日本産経新聞(2012/1/1)の同じページにこんな記述があります(○付き数字は筆者の挿入)。

『①IT化そのものへの抵抗感も壁になる。文科省がIT化推進のため設けた有識者懇談会では「情報化だけを先鋭的に進めることなく、手で書くなどの身体活動を組み合わせるべきだ」との意見が出た。②同省は「紙の教科書やノートはなくさない」と説明するが、子供の頃から情報機器に囲まれる生活が続くことを危惧する声は根強い。』

①で言うところの「抵抗感」。主語が教員なのか、子どもたちなのか、家庭なのか、一般人なのか分かりません。この文を受けて有識者懇談会なるものが登場しますが、この意見はしごくまっとうです。パソコンやソフト(アプリ)だけで授業は完結しませんし、手を実際に動かして文字や図形を描く、色を塗る、紙を切り抜く、糊で貼り付ける、といった操作はとても大切です。まさか、タブレットパソコンが入ることでこういったことが教室から無くなってしまうと、本気で心配している人がいるってことでしょうか。
この辺の感覚は、導入が進む現場の先生は肌で感じています。数時限も授業を行えば大勢の教員が「板書をいかに残すか」をかなり意識し始めます。
私の観察では概ね以下のような「デジタル」と「アナログ」の棲み分けになります。
・電子黒板(プロジェクター)=動 説明のための写真、動画、ソフトなどをテンポラリに投影
・黒板(板書)=静 授業の流れを残す、子どもがノートに筆写する
この2つを並べて提示し、2面で授業が進んでいきます。手書きのノートを残すために、わざわざ「ワークシート」を事前準備し配布している教員もいます。

報道の問題に戻ります。
有識者懇談会の意見を有難がって引き写すだけでなく、教育の視点を持ち合わせた記者が現場取材をきちんと行うことで、いたずらに不安を煽るだけの報道ではなく「ここまでできている。じゃあ、その先は?」という提言に繋がると思うんです。
そして現場取材ができていれば②のように「子供の頃から情報機器に囲まれる生活が続くことを危惧する声は根強い。」 とミスリードすることもなくなります。
どうも現場を見ずに、頭の中で「子どもが四六時中パソコンを使って勉強をする」という 図式を勝手に作り上げ、それに対する批判をするというような不毛感漂う記事はもう勘弁して欲しいですね。これはたまたま取り上げた産経だけの問題ではありません。

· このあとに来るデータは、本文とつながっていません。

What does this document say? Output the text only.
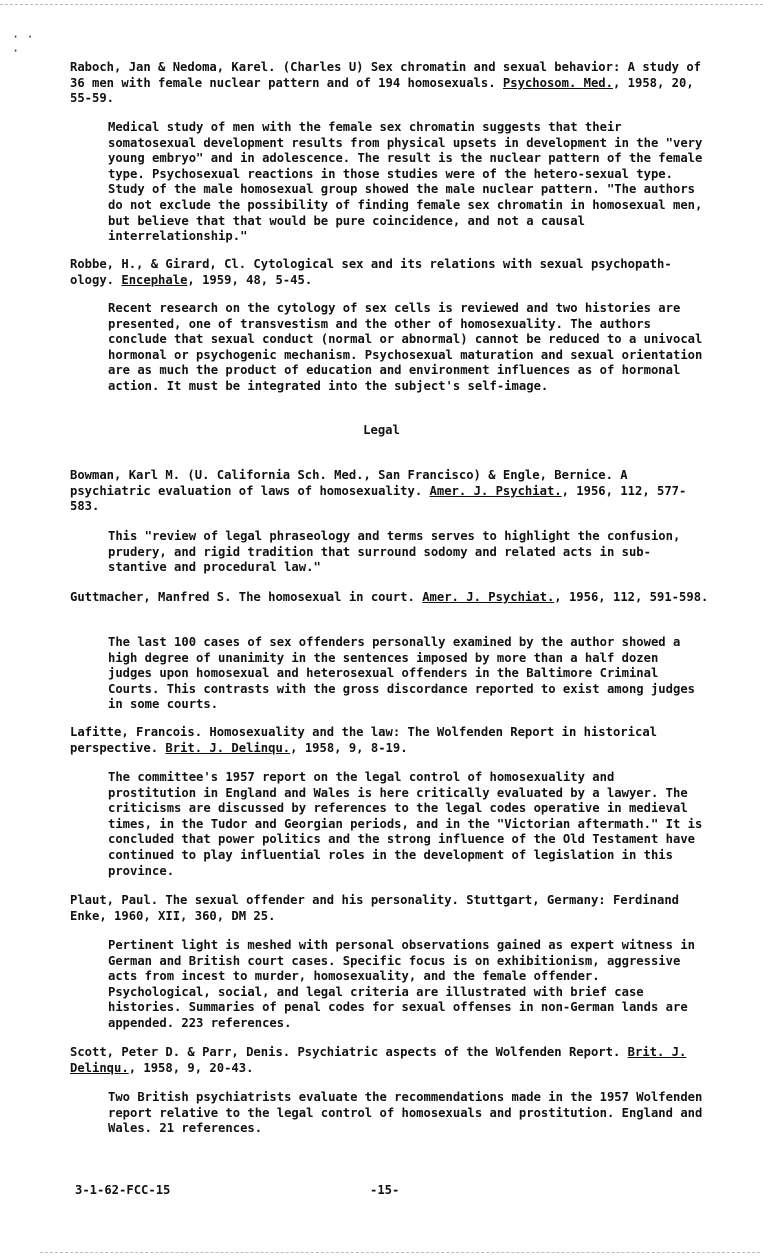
· ·
·
Raboch, Jan & Nedoma, Karel. (Charles U) Sex chromatin and sexual behavior: A study of 36 men with female nuclear pattern and of 194 homosexuals. Psychosom. Med., 1958, 20, 55-59.
Medical study of men with the female sex chromatin suggests that their somatosexual development results from physical upsets in development in the "very young embryo" and in adolescence. The result is the nuclear pattern of the female type. Psychosexual reactions in those studies were of the hetero-sexual type. Study of the male homosexual group showed the male nuclear pattern. "The authors do not exclude the possibility of finding female sex chromatin in homosexual men, but believe that that would be pure coincidence, and not a causal interrelationship."
Robbe, H., & Girard, Cl. Cytological sex and its relations with sexual psychopath-ology. Encephale, 1959, 48, 5-45.
Recent research on the cytology of sex cells is reviewed and two histories are presented, one of transvestism and the other of homosexuality. The authors conclude that sexual conduct (normal or abnormal) cannot be reduced to a univocal hormonal or psychogenic mechanism. Psychosexual maturation and sexual orientation are as much the product of education and environment influences as of hormonal action. It must be integrated into the subject's self-image.
Legal
Bowman, Karl M. (U. California Sch. Med., San Francisco) & Engle, Bernice. A psychiatric evaluation of laws of homosexuality. Amer. J. Psychiat., 1956, 112, 577-583.
This "review of legal phraseology and terms serves to highlight the confusion, prudery, and rigid tradition that surround sodomy and related acts in sub-stantive and procedural law."
Guttmacher, Manfred S. The homosexual in court. Amer. J. Psychiat., 1956, 112, 591-598.
The last 100 cases of sex offenders personally examined by the author showed a high degree of unanimity in the sentences imposed by more than a half dozen judges upon homosexual and heterosexual offenders in the Baltimore Criminal Courts. This contrasts with the gross discordance reported to exist among judges in some courts.
Lafitte, Francois. Homosexuality and the law: The Wolfenden Report in historical perspective. Brit. J. Delinqu., 1958, 9, 8-19.
The committee's 1957 report on the legal control of homosexuality and prostitution in England and Wales is here critically evaluated by a lawyer. The criticisms are discussed by references to the legal codes operative in medieval times, in the Tudor and Georgian periods, and in the "Victorian aftermath." It is concluded that power politics and the strong influence of the Old Testament have continued to play influential roles in the development of legislation in this province.
Plaut, Paul. The sexual offender and his personality. Stuttgart, Germany: Ferdinand Enke, 1960, XII, 360, DM 25.
Pertinent light is meshed with personal observations gained as expert witness in German and British court cases. Specific focus is on exhibitionism, aggressive acts from incest to murder, homosexuality, and the female offender. Psychological, social, and legal criteria are illustrated with brief case histories. Summaries of penal codes for sexual offenses in non-German lands are appended. 223 references.
Scott, Peter D. & Parr, Denis. Psychiatric aspects of the Wolfenden Report. Brit. J. Delinqu., 1958, 9, 20-43.
Two British psychiatrists evaluate the recommendations made in the 1957 Wolfenden report relative to the legal control of homosexuals and prostitution. England and Wales. 21 references.
3-1-62-FCC-15	-15-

子どもの健康への懸念を表明する記事がこの後に続きます。確かに「ディスプレーを長時間見ることで視力が低下」することはあるでしょう。が、児童が一日どれくらいの時間ディスプレーを見ているのか、根拠(データ)が示されていません。一日平均30分以下というクラスもあれば2時間に及ぶクラスもあるかもしれません。
また眺めるディスプレーが手元のパソコンなのか、電子黒板のプラズマディスプレーなのか、機器による特性にも留意する必要があると思いますが、このあたり「ディスプレー」としか書かれていないのは大雑把です。
議論の土台とするなら、最近の子どもの多くが持っているゲーム機や携帯電話の利用時間、家でのテレビの視聴時間をトータルで考えないといけません。学校での電子機器使用にだけ批判の矢が向くのはおかしなことです。そして電子黒板やタブレットパソコンの使用時間の目安について現場(教員)任せではなく、具体的な指針をつくる段階に来ていると思います。

学校現場に入り始めたICT同様、ICT教育を取り巻く報道や人々の意識もよちよち歩きを始めたばかり。でも、マスコミはきちんとした議論の土台として「現場の正確な姿」を伝える努力をもっとしてもよいように思いますが、いかがでしょうか。